Thought the 'Me' generation was bad? Selfies signal that it's getting worse

It’s official, everyone: It’s all about you.


Oxford Dictionaries, arguably the most prestigious arbiter of the English language, recently unveiled its word of the year – the word “selfie.”

Here’s Oxford’s justification: “Language research conducted by Oxford Dictionaries editors reveals that the frequency of the word ‘selfie’ in the English language has increased by 17,000 percent since this time last year.”


FIRST OF ALL, thank heaven for small favors. “Twerk” almost became the word of the year.

If you don’t know what a selfie is, you’ve probably never taken one. It’s a photograph you snap of yourself, then typically upload to a social media website. The first photo to be designated a selfie by the photographer was posted on Sept. 13, 2002, on an Australian message board. The photo was taken to show a young man’s busted lip from a partying mishap the night before.

I wouldn’t even count it as the first selfie. In 1839 a photography pioneer named Robert Cornelius posed in front of a camera for about a minute, in the back of his father’s lamp business in Philadelphia. That picture is the first successfully rendered photographic portrait of a human being.

And painters have been rendering their own versions of “selfies” for centuries, at least as far back as the Renaissance.

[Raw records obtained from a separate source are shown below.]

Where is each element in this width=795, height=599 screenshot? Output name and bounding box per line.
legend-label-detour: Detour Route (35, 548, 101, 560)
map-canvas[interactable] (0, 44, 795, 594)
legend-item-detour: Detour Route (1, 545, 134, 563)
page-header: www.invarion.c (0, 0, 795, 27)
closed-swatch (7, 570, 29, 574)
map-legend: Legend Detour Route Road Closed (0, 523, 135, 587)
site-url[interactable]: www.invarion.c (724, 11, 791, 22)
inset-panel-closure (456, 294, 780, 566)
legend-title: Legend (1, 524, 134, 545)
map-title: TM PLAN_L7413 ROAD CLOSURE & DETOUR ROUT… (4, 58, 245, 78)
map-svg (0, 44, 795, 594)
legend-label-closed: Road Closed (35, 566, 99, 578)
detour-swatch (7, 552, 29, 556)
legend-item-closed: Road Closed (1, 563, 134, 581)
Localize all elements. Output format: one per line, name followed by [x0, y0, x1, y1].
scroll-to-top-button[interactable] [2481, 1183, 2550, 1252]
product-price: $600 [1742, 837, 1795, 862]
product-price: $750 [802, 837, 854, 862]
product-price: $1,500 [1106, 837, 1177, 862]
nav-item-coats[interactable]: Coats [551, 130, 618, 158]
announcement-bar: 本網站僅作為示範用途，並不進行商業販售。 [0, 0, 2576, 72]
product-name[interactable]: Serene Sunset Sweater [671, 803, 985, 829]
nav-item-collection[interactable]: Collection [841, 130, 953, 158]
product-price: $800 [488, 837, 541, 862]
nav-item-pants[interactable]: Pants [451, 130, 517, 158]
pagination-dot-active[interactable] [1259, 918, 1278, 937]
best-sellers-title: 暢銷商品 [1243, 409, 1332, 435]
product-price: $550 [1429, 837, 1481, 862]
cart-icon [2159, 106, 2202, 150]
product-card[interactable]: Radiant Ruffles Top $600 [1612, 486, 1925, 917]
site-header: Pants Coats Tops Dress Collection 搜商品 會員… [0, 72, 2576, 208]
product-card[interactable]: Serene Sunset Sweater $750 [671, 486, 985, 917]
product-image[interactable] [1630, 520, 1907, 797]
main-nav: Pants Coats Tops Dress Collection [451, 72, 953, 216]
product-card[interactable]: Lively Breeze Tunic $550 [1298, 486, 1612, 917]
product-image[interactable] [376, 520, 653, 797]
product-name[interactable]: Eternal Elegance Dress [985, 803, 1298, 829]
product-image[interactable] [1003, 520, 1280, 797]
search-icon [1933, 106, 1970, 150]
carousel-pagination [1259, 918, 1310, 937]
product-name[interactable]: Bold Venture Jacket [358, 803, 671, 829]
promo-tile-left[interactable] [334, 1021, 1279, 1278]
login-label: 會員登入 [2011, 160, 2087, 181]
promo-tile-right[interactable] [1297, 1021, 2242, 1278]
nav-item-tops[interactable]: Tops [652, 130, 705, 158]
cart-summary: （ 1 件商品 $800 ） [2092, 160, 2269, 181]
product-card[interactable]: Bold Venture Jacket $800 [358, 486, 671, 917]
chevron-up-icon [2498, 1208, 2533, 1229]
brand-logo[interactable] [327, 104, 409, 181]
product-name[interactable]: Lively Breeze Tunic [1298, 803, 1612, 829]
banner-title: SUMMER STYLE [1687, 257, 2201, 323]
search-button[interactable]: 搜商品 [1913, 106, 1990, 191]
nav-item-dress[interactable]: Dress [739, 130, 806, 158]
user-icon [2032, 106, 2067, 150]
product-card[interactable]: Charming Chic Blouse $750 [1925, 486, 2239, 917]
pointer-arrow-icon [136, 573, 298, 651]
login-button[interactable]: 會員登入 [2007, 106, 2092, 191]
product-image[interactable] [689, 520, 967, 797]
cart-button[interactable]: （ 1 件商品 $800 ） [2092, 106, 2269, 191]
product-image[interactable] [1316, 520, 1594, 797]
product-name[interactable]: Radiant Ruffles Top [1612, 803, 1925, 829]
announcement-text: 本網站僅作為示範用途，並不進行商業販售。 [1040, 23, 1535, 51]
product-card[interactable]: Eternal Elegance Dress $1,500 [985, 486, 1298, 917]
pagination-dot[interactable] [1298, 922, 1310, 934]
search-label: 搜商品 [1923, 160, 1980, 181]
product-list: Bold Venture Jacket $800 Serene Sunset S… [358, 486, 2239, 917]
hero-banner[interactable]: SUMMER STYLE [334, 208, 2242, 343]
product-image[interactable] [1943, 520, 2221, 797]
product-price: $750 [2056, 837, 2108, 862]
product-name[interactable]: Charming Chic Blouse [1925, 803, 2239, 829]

Which proves that people have been self-absorbed possibly for as long as there have been people.

But I suppose we should have seen this coming back in 2006. Remember whom Time magazine chose as its Person of the Year? You. No, really. Look it up. The winner was “You” – the designation Time chose to describe the millions of folks who anonymously contribute user-generated content to the Internet.


THE INTERNET makes it all about you.

And that may not be a good thing.

Selfishness already is a huge problem in this country, and the Internet makes it worse.

Stanford University psychiatry professor Elias Aboujaoude has posited that we can tailor our Internet experiences in such detail that it’s making us more self-centered. It’s part of what psychologists Jean M. Twenge and W. Keith Campbell call “the narcissism epidemic,” which also is the title of their 2009 book.

We’re too often embracing a sense of self when we should be reaching out to other people. In real life, not in cyberspace.

You want to know who some of the real heroes are walking among us today? It’s the folks who put other folks first.

There’s a wonderful phenomenon that’s cropped up nationwide in the past few years – “paying it forward,” named for the popular movie that was made from a popular book. Some customers at fast-food restaurants and similar establishments have started paying for the meal of the person behind them in line.


AT A CHICK-FIL-A in Houston, 67 consecutive drive-through customers paid for the subsequent driver’s meal. A coffee shop in Winnipeg reported 228 drivers in a row doing the same thing. Similar accounts have been reported at fast-food joints from coast to coast.

That’s just one simple way to reconnect with your fellow human beings. There are countless other ways. And they don’t even require that you surf the Web.

It shouldn’t be all about you.

Much more often, it should be about us.